- Contributors:
-
Natia Ubilava
(Simprints Technology)
Cornelius Tenku
Carla Lewis (Simprints)
Send message to Contributors
- Format:
- Pecha Kucha
- Mode:
- Presenting online
- Sector:
- Nonprofit / charity
Short Abstract
Regular monitoring provides real-time insights that drive user adoption, strengthen digital system performance, and inform national scale-up decisions for biometric ID in Ghana’s routine immunization program.
Description
Long-standing data quality challenges undermine immunisation planning, resource allocation, and public health oversight in Ghana. Manual data capture errors frequently lead to both underreporting and overreporting across districts (Piu et al., 2024). Digital health solutions such as biometric verification offer the potential to address these systemic issues by creating unique, verifiable patient records at the point of care. Yet, evidence on whether biometric systems function reliably and sustainably in real-world, low-resource conditions remains limited. This session demonstrates how a strong, continuous monitoring and evaluation (M&E) system became the primary evidence base guiding Ghana’s scale-up decisions on digital adoption through biometric verification within routine child immunisation.

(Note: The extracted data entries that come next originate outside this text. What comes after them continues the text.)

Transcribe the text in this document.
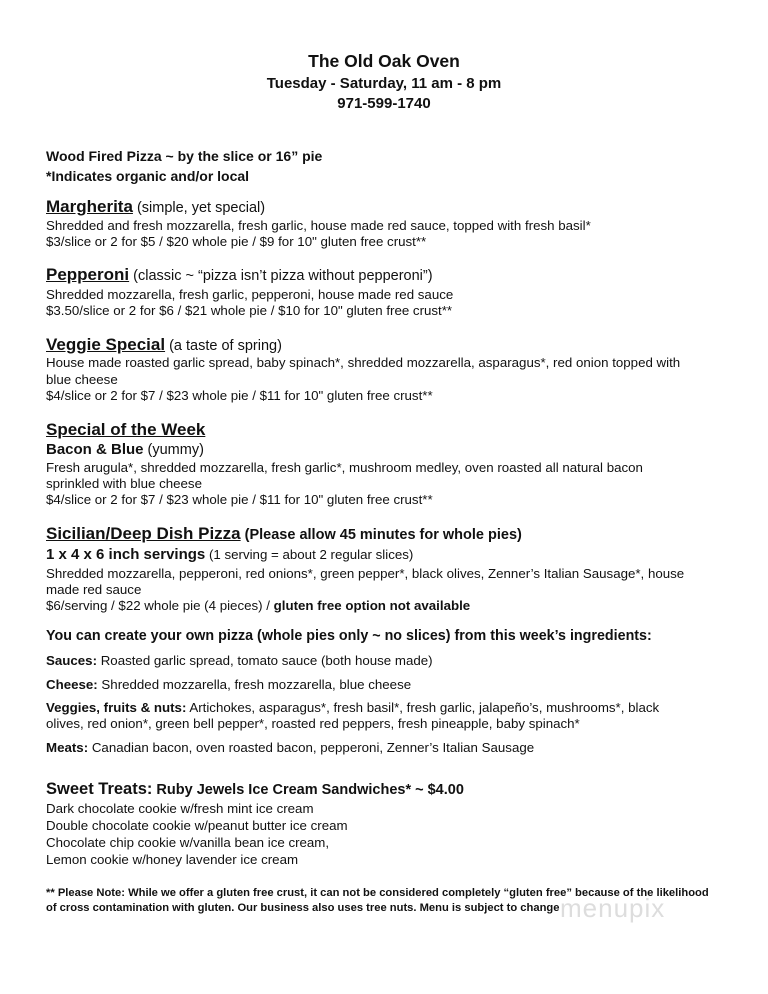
The Old Oak Oven
Tuesday - Saturday, 11 am - 8 pm
971-599-1740
Wood Fired Pizza ~ by the slice or 16” pie
*Indicates organic and/or local
Margherita (simple, yet special)
Shredded and fresh mozzarella, fresh garlic, house made red sauce, topped with fresh basil*
$3/slice or 2 for $5 / $20 whole pie / $9 for 10" gluten free crust**
Pepperoni (classic ~ “pizza isn’t pizza without pepperoni”)
Shredded mozzarella, fresh garlic, pepperoni, house made red sauce
$3.50/slice or 2 for $6 / $21 whole pie / $10 for 10" gluten free crust**
Veggie Special (a taste of spring)
House made roasted garlic spread, baby spinach*, shredded mozzarella, asparagus*, red onion topped with
blue cheese
$4/slice or 2 for $7 / $23 whole pie / $11 for 10" gluten free crust**
Special of the Week
Bacon & Blue (yummy)
Fresh arugula*, shredded mozzarella, fresh garlic*, mushroom medley, oven roasted all natural bacon
sprinkled with blue cheese
$4/slice or 2 for $7 / $23 whole pie / $11 for 10" gluten free crust**
Sicilian/Deep Dish Pizza (Please allow 45 minutes for whole pies)
1 x 4 x 6 inch servings (1 serving = about 2 regular slices)
Shredded mozzarella, pepperoni, red onions*, green pepper*, black olives, Zenner’s Italian Sausage*, house
made red sauce
$6/serving / $22 whole pie (4 pieces) / gluten free option not available
You can create your own pizza (whole pies only ~ no slices) from this week’s ingredients:
Sauces: Roasted garlic spread, tomato sauce (both house made)
Cheese: Shredded mozzarella, fresh mozzarella, blue cheese
Veggies, fruits & nuts: Artichokes, asparagus*, fresh basil*, fresh garlic, jalapeño’s, mushrooms*, black
olives, red onion*, green bell pepper*, roasted red peppers, fresh pineapple, baby spinach*
Meats: Canadian bacon, oven roasted bacon, pepperoni, Zenner’s Italian Sausage
Sweet Treats: Ruby Jewels Ice Cream Sandwiches* ~ $4.00
Dark chocolate cookie w/fresh mint ice cream
Double chocolate cookie w/peanut butter ice cream
Chocolate chip cookie w/vanilla bean ice cream,
Lemon cookie w/honey lavender ice cream
menupix
** Please Note: While we offer a gluten free crust, it can not be considered completely “gluten free” because of the likelihood
of cross contamination with gluten. Our business also uses tree nuts. Menu is subject to change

The digital health record system, deployed across health posts, prompted a central question: Is the innovation ready for national scale? Instead of relying on the traditional evaluation cycle, stakeholders turned directly to our established monitoring system to answer the strategic questions shaping Ghana’s digital transformation policy. These questions focused on operational feasibility: Are Community Health Workers (CHW) consistently using the system? Does it function reliably in low-connectivity settings? Do caregivers accept biometrics? And can performance be sustained as deployment expands?
The monitoring system was intentionally designed to capture these decision-critical metrics. It relied on mixed methods to gain insights from health workers as well as the backend data from the digital system.
Over the implementation period, biometric adoption by CHWs increased substantially from 34% to 65%, demonstrating that the technology was becoming embedded in routine workflows. Complementary qualitative data supported this trend, with 91% of CHWs reporting strong motivation to use the system. The transition from fingerprint to face biometrics, triggered by early monitoring data showing low performance, proved highly effective; CHWs overwhelmingly reported that face biometrics was significantly easier and faster to use. This real-time adaptation, driven entirely by monitoring evidence, strengthened both usability and system reliability. Community acceptance remained consistently strong, with over 99% of caregivers consenting to biometric capture, an essential condition for national scale-up.
These continuous monitoring insights directly informed and accelerated scale-up decisions. Stakeholders utilised the evidence to assess operational readiness, inform training strategies, and identify resource requirements. The strength and clarity of the monitoring findings led to the system’s expansion into an additional district, with monitoring data serving as the justification for this policy decision. This multi-method and multi-source monitoring system provided the real-time assurance needed to act confidently.
For evaluators and digital transformation practitioners, this case illustrates how deliberately designed monitoring systems, tailored to decision-making needs, can transform evaluation from a retrospective exercise into a forward-looking driver of technology scale-up decisions. The Ghana experience demonstrates how evaluation can become a powerful enabler of responsible, timely, and equitable digital health scale-up, especially within the context of limited financial resource allocation.